All the configuration is taken from the config.gt file and you override the input file from the command line. Note that the configuration file is stored in JSON format. You can read this easily and also create configuration files automatically.
gemtools has a lot of options. Take a look with gemtools rna-pipeline --help. Here are a few important ones:
--name -- specify an output name, otherwise the input file name is used as a template --compress-all -- if you have very limited disk space, you can tell the pipeline to compress all intermediate files on the fly. This costs performance though! --direct-input -- in case of limited disk space, add this to stream the initial data directly into gem rather then creating a dedicated input file.
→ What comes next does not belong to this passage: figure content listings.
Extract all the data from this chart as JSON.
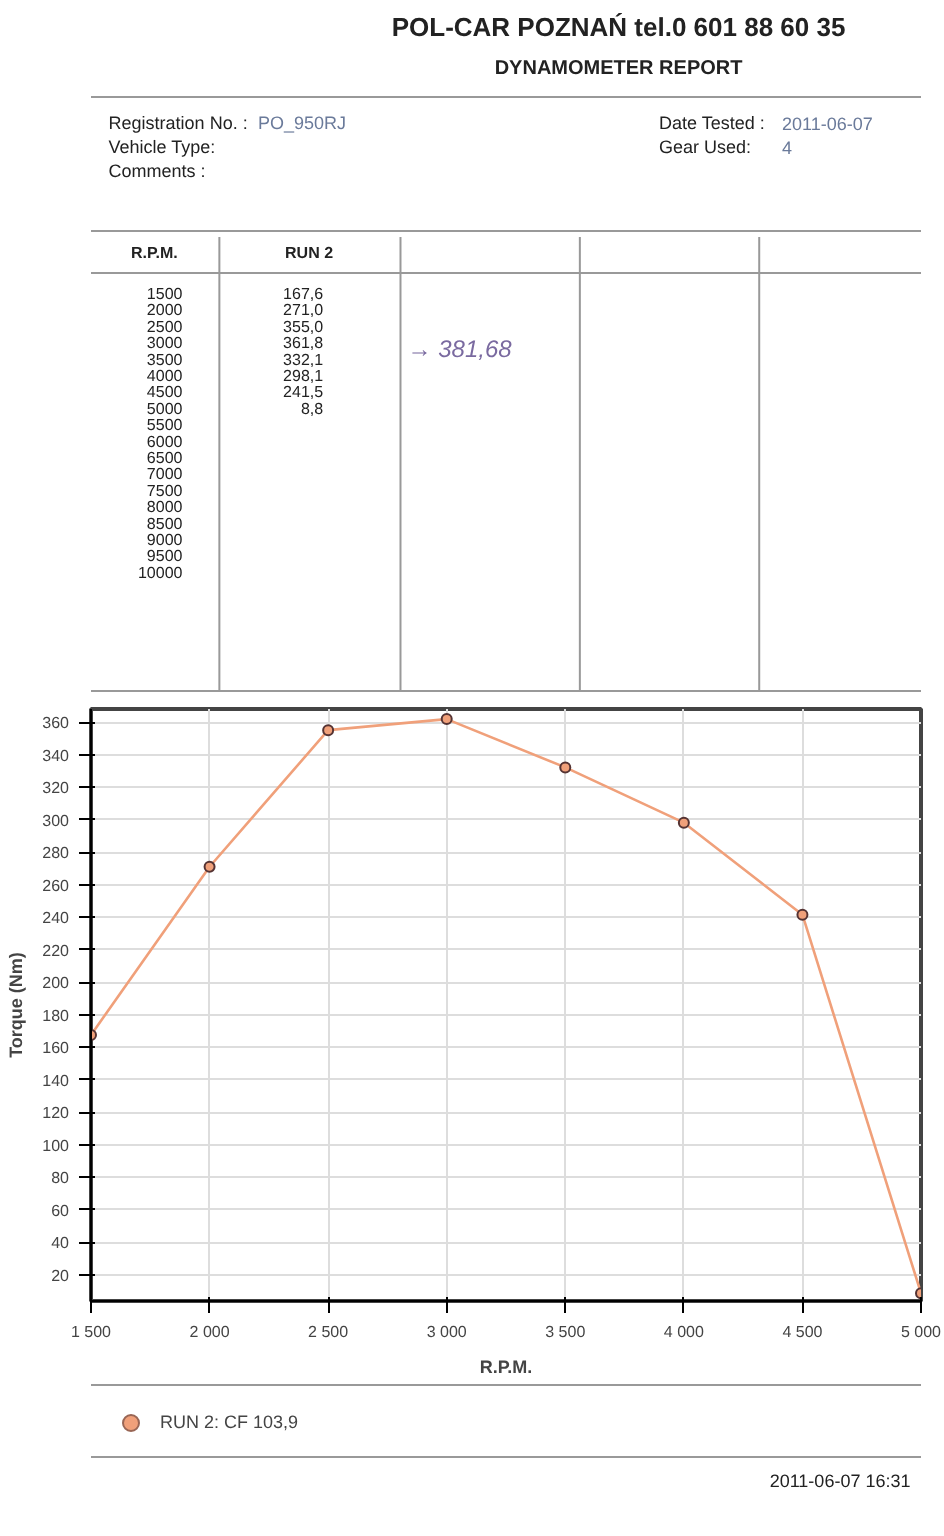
{
  "chart_data": {
    "type": "line",
    "title": "POL-CAR POZNAŃ tel.0 601 88 60 35",
    "subtitle": "DYNAMOMETER REPORT",
    "xlabel": "R.P.M.",
    "ylabel": "Torque (Nm)",
    "x": [
      1500,
      2000,
      2500,
      3000,
      3500,
      4000,
      4500,
      5000
    ],
    "series": [
      {
        "name": "RUN 2: CF 103,9",
        "color": "#f0a07a",
        "values": [
          167.6,
          271.0,
          355.0,
          361.8,
          332.1,
          298.1,
          241.5,
          8.8
        ]
      }
    ],
    "xlim": [
      1500,
      5000
    ],
    "ylim": [
      4,
      368
    ],
    "xticks": [
      {
        "value": 1500,
        "label": "1 500"
      },
      {
        "value": 2000,
        "label": "2 000"
      },
      {
        "value": 2500,
        "label": "2 500"
      },
      {
        "value": 3000,
        "label": "3 000"
      },
      {
        "value": 3500,
        "label": "3 500"
      },
      {
        "value": 4000,
        "label": "4 000"
      },
      {
        "value": 4500,
        "label": "4 500"
      },
      {
        "value": 5000,
        "label": "5 000"
      }
    ],
    "yticks": [
      20,
      40,
      60,
      80,
      100,
      120,
      140,
      160,
      180,
      200,
      220,
      240,
      260,
      280,
      300,
      320,
      340,
      360
    ],
    "grid": true,
    "legend": "bottom left",
    "marker": "circle",
    "line_style": "solid",
    "annotations": [
      "Registration No. :",
      "PO_950RJ",
      "Vehicle Type:",
      "Comments :",
      "Date Tested :",
      "2011-06-07",
      "Gear Used:",
      "4",
      "RUN 2",
      "→ 381,68",
      "1500",
      "2000",
      "2500",
      "3000",
      "3500",
      "4000",
      "4500",
      "5000",
      "5500",
      "6000",
      "6500",
      "7000",
      "7500",
      "8000",
      "8500",
      "9000",
      "9500",
      "10000",
      "167,6",
      "271,0",
      "355,0",
      "361,8",
      "332,1",
      "298,1",
      "241,5",
      "8,8",
      "2011-06-07 16:31"
    ]
  }
}
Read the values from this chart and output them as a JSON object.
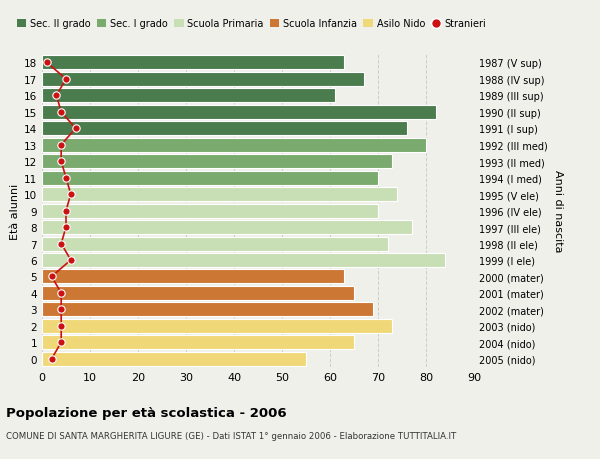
{
  "ages": [
    18,
    17,
    16,
    15,
    14,
    13,
    12,
    11,
    10,
    9,
    8,
    7,
    6,
    5,
    4,
    3,
    2,
    1,
    0
  ],
  "values": [
    63,
    67,
    61,
    82,
    76,
    80,
    73,
    70,
    74,
    70,
    77,
    72,
    84,
    63,
    65,
    69,
    73,
    65,
    55
  ],
  "stranieri": [
    1,
    5,
    3,
    4,
    7,
    4,
    4,
    5,
    6,
    5,
    5,
    4,
    6,
    2,
    4,
    4,
    4,
    4,
    2
  ],
  "right_labels": [
    "1987 (V sup)",
    "1988 (IV sup)",
    "1989 (III sup)",
    "1990 (II sup)",
    "1991 (I sup)",
    "1992 (III med)",
    "1993 (II med)",
    "1994 (I med)",
    "1995 (V ele)",
    "1996 (IV ele)",
    "1997 (III ele)",
    "1998 (II ele)",
    "1999 (I ele)",
    "2000 (mater)",
    "2001 (mater)",
    "2002 (mater)",
    "2003 (nido)",
    "2004 (nido)",
    "2005 (nido)"
  ],
  "bar_colors": [
    "#4a7c4e",
    "#4a7c4e",
    "#4a7c4e",
    "#4a7c4e",
    "#4a7c4e",
    "#7aaa6e",
    "#7aaa6e",
    "#7aaa6e",
    "#c8deb4",
    "#c8deb4",
    "#c8deb4",
    "#c8deb4",
    "#c8deb4",
    "#cc7733",
    "#cc7733",
    "#cc7733",
    "#f0d878",
    "#f0d878",
    "#f0d878"
  ],
  "legend_labels": [
    "Sec. II grado",
    "Sec. I grado",
    "Scuola Primaria",
    "Scuola Infanzia",
    "Asilo Nido",
    "Stranieri"
  ],
  "legend_colors": [
    "#4a7c4e",
    "#7aaa6e",
    "#c8deb4",
    "#cc7733",
    "#f0d878",
    "#cc1111"
  ],
  "title": "Popolazione per età scolastica - 2006",
  "subtitle": "COMUNE DI SANTA MARGHERITA LIGURE (GE) - Dati ISTAT 1° gennaio 2006 - Elaborazione TUTTITALIA.IT",
  "ylabel_left": "Età alunni",
  "ylabel_right": "Anni di nascita",
  "xlim": [
    0,
    90
  ],
  "background_color": "#f0f0eb",
  "stranieri_color": "#cc1111",
  "stranieri_line_color": "#cc1111"
}
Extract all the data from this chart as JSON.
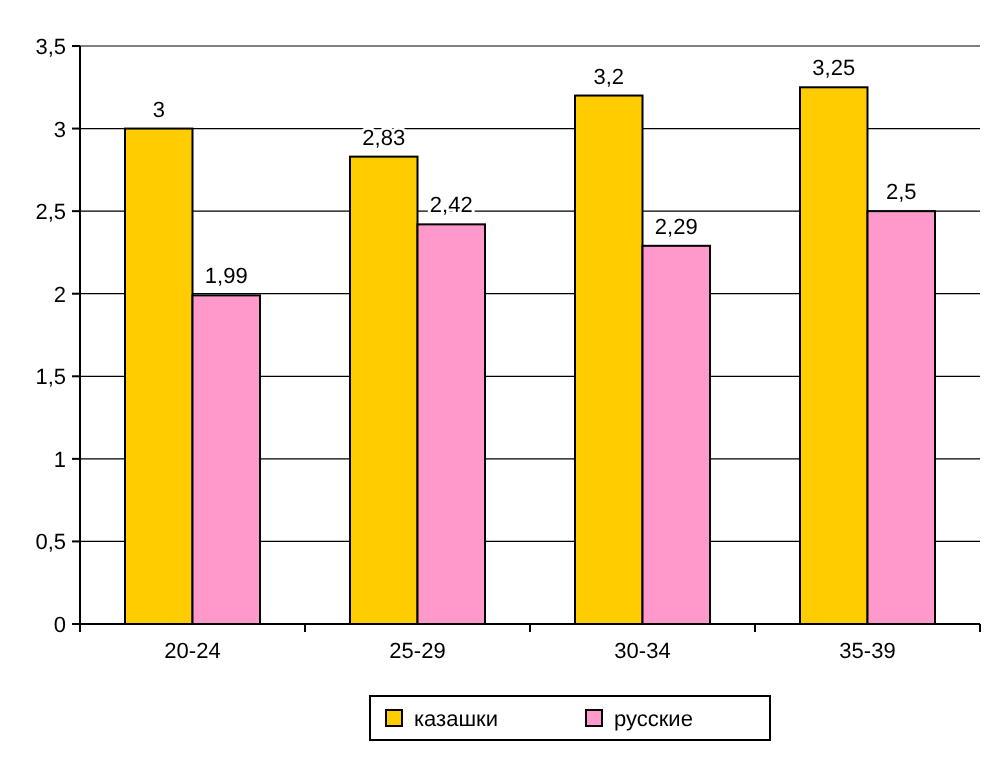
{
  "chart_data": {
    "type": "bar",
    "categories": [
      "20-24",
      "25-29",
      "30-34",
      "35-39"
    ],
    "series": [
      {
        "name": "казашки",
        "color": "#ffcc00",
        "values": [
          3,
          2.83,
          3.2,
          3.25
        ],
        "value_labels": [
          "3",
          "2,83",
          "3,2",
          "3,25"
        ]
      },
      {
        "name": "русские",
        "color": "#ff99cc",
        "values": [
          1.99,
          2.42,
          2.29,
          2.5
        ],
        "value_labels": [
          "1,99",
          "2,42",
          "2,29",
          "2,5"
        ]
      }
    ],
    "ylim": [
      0,
      3.5
    ],
    "yticks": [
      0,
      {
        "value": 0.5,
        "label": "0,5"
      },
      1,
      {
        "value": 1.5,
        "label": "1,5"
      },
      2,
      {
        "value": 2.5,
        "label": "2,5"
      },
      3,
      {
        "value": 3.5,
        "label": "3,5"
      }
    ],
    "grid": "y",
    "legend": "bottom"
  }
}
LAST BUT VERY IMPORTANT NOTE
The pipeline expects to find samtools installed on the system. Try to get the lates samtools from their github repository (https://github.com/samtools/samtools – clone or download and call make to build it). The latest version is multi-threaded (i.e. samtools view --help will show a -@ paramter). Also, see if you have pigz installed in the system you try to run gemtools on. pigz is a parallel compressor and the pipeline makes use of it if it is available. It will speed up compression steps a lot!
Running into problems?¶
Please do not hesitate to contact us if you run into any problems or you would like to see other features implemented. Please consider using the GEMTools issue tracker.
Scoring Scheme¶
The rna-pipeline computes scores for each alignment. These scores are transformed to the SAM MAPQ field in the resulting SAM file. Here is the basic scheme, how the gem scores are calculated.
Best strata¶
The score for the best stratum is set as follows:
Match class | GEM score | SAM score | |
---|---|---|---|
Unique, no subdominant match | Best | 65504 | 254 |
Worst | 64512 | 252 | |
Unique, no subdominant match(es) | Best | 32736 | 180 |
Worst | 31744 | 177 | |
Not unique, different score | Best | 16352 | 127 |
Worst | 15360 | 123 | |
Perfect tie | Best | 14304 | 119 |
Worst | 13312 | 114 |
Next strata¶
If the read contains more than one mapping, the score for the next stratum is calculated as:
Match class | GEM score | SAM score | |
---|---|---|---|
Unique, no subdominant match | Best | 8160 | 89 |
Worst | 5120 | 71 | |
Unique, no subdominant match(es) | Best | 12256 | 110 |
Worst | 9216 | 95 | |
Not unique, different score | Best | 12256 | 110 |
Worst | 9216 | 95 | |
Perfect tie | Best | 12256 | 110 |
Worst | 9216 | 95 |
In addition, the optional SAM field XT is set to R for all perfect ties and to U for all other alignments.